CAPITULO 5 :
COMO VOCÊ VAI CONSEGUIR
ISABEL MARQUES
Quando cheguei em casa depois da faculdade, eu estava exausta. A cabeça latejava de tanto conteúdo, trabalhos acumulados, provas chegando. Tudo o que eu queria naquele momento era um banho quente e alguns minutos de silêncio para conseguir respirar direito.
Assim que fechei a porta do apartamento, ouvi a voz do meu pai vindo da cozinha.
— Então, filha, como foi lá na faculdade?
Ele apareceu na sala enxugando as mãos em um pano de prato, com aquele olhar atento que sempre me examinava como se quisesse ter certeza de que eu estava realmente bem.
Suspirei, largando a bolsa no sofá.
— Um pouco cansativo, pai… eu estou muito cansada.
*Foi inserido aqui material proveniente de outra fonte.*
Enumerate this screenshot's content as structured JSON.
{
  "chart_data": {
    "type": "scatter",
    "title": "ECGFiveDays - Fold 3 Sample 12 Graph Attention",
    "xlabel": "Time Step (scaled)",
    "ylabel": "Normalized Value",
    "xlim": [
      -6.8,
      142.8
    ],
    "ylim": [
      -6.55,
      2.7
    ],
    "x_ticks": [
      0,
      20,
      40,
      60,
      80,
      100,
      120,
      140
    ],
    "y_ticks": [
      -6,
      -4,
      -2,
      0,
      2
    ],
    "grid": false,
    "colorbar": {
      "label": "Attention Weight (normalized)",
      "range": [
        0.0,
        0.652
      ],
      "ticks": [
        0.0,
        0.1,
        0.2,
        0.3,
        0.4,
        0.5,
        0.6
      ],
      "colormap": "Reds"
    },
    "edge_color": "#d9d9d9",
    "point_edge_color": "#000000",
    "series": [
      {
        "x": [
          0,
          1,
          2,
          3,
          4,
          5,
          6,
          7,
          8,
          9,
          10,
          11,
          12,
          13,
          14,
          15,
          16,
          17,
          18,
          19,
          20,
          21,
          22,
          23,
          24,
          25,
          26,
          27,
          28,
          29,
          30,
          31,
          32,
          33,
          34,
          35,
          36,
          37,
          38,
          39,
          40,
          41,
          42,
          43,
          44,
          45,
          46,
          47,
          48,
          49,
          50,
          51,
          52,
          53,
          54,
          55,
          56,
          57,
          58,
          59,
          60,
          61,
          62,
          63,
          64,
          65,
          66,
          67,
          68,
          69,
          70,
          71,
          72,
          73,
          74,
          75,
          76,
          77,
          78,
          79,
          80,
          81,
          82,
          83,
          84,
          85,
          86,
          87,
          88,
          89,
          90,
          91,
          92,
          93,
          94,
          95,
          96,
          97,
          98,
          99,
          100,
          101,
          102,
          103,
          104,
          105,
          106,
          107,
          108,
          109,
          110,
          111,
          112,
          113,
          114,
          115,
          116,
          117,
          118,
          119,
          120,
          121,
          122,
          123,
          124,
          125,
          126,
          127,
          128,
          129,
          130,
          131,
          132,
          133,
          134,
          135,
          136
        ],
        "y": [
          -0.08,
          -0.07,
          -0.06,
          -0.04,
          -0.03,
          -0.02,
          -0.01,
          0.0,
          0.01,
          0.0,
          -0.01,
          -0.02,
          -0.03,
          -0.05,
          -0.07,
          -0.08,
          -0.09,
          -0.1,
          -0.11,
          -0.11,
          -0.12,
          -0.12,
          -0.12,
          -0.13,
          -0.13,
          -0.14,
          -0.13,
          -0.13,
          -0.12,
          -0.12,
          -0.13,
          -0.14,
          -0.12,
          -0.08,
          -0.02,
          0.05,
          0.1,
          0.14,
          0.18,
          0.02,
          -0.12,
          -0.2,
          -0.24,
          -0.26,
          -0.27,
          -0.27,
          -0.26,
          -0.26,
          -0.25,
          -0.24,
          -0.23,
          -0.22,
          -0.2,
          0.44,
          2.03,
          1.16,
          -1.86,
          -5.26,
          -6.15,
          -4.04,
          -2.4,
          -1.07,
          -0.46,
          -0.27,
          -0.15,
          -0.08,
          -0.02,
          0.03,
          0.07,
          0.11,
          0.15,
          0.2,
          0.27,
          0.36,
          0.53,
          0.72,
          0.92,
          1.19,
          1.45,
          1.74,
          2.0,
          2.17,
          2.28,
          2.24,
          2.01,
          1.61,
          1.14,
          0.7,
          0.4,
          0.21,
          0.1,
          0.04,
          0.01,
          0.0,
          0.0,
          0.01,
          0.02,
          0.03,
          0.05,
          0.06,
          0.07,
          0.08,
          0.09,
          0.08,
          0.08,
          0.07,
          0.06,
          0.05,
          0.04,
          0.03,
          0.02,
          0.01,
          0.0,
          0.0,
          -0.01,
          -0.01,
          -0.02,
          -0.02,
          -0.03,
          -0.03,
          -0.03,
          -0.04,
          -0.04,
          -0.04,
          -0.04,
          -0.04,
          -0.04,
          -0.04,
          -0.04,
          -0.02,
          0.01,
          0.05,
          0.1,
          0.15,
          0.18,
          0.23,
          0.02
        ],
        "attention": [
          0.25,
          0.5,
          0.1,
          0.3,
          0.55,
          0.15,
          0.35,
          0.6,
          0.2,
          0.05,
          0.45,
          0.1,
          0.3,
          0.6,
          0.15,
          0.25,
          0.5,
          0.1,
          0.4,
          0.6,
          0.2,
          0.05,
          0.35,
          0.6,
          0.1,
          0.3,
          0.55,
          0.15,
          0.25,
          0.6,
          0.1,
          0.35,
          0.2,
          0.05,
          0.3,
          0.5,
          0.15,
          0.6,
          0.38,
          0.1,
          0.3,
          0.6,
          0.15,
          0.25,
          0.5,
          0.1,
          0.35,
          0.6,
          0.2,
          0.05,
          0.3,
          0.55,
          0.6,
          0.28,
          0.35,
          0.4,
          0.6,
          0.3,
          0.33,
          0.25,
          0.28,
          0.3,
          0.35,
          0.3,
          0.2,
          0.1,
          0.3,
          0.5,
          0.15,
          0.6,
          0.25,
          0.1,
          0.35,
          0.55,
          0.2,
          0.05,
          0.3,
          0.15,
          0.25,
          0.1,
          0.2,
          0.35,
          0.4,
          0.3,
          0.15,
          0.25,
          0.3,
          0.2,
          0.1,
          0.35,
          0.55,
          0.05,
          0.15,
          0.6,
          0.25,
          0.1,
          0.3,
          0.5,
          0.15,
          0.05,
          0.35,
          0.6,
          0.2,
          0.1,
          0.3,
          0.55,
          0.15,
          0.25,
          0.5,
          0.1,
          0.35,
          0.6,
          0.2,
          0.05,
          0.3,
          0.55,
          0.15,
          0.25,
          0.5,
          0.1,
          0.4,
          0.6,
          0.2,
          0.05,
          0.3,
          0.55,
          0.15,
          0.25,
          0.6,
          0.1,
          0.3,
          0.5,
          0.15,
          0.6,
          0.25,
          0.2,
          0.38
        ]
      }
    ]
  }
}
Ele se aproximou sem dizer mais nada e me puxou para um abraço apertado. O tipo de abraço que faz o mundo desacelerar por alguns segundos.
— Eu imagino. Você anda se esforçando demais.
Fiquei ali, sentindo o cheiro familiar da casa, o calor dele, a segurança que só aquele abraço me dava.
— Faz assim — ele disse, afastando-se só o suficiente para olhar meu rosto. — Vai tomar um banho. Eu vou esquentar sua comida. E depois faço uma massagem nos pés da minha princesinha.
Levantei a cabeça e encarei aquele sorriso orgulhoso.
— Pai… você é o melhor. Mas eu já sou bem adulta pra você me chamar de princesinha.
Ele riu, aquele riso leve que sempre iluminava o rosto cansado dele.
— Você pode ter vinte, trinta ou cinquenta anos. Vai continuar sendo minha princesinha, minha querida.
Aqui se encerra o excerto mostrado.